データベースセキュリティとマイナンバー制度
データベースはシステムの中核であり、多くのアプリケーションで利用されています。機密情報が格納されていることから、何重にも防御されているのが一般的です。
まず、サーバルームやデータセンターにおける物理的な侵入防止設備があります。次に、ネットワーク上に用意されたファイアウォール、WAF、IPS/IDSなどのセキュリティシステムがあります。サーバには認証システムやログ監視機能が盛り込まれています。そして最後にアプリケーションとデータベースがあります。
ここで対象としているデータベースセキュリティとは、最後のデータベースに特化したツールです。
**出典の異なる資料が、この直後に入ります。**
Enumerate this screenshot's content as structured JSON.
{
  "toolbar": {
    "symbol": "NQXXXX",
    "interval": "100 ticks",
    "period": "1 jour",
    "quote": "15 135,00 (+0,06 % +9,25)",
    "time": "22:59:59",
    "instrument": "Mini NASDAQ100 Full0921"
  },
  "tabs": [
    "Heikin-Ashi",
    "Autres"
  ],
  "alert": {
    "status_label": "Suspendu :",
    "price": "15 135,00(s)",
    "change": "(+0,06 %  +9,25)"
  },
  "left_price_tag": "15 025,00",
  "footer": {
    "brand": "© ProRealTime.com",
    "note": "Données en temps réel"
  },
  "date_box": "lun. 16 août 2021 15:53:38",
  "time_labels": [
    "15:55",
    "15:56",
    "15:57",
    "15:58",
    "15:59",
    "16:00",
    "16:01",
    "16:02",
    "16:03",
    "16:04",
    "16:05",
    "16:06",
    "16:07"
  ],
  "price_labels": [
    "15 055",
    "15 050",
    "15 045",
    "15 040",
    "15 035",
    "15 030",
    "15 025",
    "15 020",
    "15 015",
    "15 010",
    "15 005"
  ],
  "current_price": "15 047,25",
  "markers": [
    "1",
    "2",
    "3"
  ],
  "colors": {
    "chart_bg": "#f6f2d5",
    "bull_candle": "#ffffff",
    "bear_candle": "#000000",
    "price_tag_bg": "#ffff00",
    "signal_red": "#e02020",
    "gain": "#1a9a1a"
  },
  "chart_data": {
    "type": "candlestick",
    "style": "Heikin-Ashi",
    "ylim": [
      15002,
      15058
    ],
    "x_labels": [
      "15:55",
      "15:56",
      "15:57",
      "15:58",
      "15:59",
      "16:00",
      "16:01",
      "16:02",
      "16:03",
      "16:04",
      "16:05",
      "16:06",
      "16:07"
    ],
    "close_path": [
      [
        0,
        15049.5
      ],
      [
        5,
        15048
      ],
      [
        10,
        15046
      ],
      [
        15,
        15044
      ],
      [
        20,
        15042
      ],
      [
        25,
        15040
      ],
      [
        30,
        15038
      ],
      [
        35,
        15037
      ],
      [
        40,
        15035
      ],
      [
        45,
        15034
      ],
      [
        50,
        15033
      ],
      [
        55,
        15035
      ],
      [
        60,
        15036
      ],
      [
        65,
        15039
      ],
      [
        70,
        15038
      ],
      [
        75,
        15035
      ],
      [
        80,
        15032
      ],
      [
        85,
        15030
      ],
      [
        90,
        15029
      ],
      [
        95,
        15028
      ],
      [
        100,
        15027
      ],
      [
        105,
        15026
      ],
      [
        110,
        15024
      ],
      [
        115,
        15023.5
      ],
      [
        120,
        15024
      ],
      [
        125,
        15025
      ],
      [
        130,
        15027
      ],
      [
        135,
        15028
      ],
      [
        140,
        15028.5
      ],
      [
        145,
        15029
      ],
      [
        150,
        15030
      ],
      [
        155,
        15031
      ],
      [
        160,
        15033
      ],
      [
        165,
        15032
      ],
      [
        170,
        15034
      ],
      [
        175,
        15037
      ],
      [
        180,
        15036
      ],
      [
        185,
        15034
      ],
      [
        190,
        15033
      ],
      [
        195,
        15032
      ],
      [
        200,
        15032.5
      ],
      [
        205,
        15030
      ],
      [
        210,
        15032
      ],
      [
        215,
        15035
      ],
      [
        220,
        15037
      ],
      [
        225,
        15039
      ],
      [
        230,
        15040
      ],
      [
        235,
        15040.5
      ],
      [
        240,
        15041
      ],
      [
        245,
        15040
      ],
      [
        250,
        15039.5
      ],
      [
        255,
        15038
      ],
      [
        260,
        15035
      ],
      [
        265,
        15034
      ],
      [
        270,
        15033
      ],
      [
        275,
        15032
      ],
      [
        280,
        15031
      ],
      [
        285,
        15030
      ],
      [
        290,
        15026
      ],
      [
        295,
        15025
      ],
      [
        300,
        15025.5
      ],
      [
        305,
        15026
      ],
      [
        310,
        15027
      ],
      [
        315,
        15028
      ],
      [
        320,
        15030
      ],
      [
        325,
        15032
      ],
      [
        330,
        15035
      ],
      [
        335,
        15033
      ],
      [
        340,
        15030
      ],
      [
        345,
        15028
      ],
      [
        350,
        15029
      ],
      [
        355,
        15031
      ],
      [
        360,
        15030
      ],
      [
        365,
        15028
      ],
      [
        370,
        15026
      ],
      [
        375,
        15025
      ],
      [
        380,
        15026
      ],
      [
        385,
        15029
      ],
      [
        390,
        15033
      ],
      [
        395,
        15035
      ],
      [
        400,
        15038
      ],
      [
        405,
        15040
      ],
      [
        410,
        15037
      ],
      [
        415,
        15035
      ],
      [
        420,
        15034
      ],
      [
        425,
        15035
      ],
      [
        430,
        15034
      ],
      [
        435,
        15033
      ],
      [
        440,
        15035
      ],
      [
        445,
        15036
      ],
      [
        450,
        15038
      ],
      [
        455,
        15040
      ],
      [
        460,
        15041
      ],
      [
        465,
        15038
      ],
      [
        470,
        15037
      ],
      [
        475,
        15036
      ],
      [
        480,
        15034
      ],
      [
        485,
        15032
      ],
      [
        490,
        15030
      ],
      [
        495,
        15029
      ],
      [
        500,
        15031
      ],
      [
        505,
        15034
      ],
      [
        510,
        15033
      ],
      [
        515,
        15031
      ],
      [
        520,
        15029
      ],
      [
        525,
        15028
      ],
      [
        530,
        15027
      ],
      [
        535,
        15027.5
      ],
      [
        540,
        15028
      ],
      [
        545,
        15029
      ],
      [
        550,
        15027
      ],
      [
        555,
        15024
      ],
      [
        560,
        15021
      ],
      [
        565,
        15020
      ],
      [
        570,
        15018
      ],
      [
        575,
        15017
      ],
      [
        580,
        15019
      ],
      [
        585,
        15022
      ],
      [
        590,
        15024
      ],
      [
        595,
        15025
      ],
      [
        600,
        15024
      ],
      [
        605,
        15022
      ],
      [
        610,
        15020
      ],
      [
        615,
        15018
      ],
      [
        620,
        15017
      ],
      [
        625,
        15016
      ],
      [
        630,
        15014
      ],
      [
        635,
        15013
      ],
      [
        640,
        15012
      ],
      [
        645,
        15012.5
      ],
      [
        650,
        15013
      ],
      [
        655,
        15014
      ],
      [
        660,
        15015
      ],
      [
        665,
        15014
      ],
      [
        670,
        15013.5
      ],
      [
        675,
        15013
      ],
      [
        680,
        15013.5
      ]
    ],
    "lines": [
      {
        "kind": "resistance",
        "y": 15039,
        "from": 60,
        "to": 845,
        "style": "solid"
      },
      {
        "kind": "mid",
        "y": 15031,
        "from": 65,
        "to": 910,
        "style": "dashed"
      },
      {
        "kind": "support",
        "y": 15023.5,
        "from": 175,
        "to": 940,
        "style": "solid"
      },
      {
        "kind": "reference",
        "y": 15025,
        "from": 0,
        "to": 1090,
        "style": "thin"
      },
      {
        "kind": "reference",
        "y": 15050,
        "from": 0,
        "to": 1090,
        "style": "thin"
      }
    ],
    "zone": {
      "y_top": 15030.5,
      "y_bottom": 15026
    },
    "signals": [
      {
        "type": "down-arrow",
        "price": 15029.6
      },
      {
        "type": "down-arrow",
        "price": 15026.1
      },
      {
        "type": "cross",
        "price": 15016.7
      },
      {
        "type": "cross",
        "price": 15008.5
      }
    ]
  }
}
サーバレベル、ネットワークレベル、物理的な設備は含んでいません。
このデータベースセキュリティが注目を集めている背景に2016年1月から運用が開始されるマイナンバー制度(2015年10月施行)があります。「特定個人情報の適正な取扱いに関するガイドライン(事業者編)」では、企業が講じるべき組織的・物理的・技術的措置を定めています。
- a アクセス制御
- b アクセス者の識別と認証
- c 外部からの不正アクセス等の防止(事業者)
- d 情報漏えい等の防止
が定められており、これらはすべて、データベースセキュリティの強化を求めています。
データベースセキュリティのタイプ
データベースセキュリティの選定に当たって、まずそのタイプを理解しましょう。
機能から分類すると、オールインワンタイプと特化型があります。
データベースセキュリティは多方面からの防御が求められ、ファイアウォール、暗号化、不正アクセス防止、監査対応、アクセスログ管理、権限管理などがあります。これらすべての機能を網羅しているタイプと、暗号化だけという特化型の2タイプがあります。特化型は高度な機能が用意され、オールインワンタイプは導入しやすく運用も容易です。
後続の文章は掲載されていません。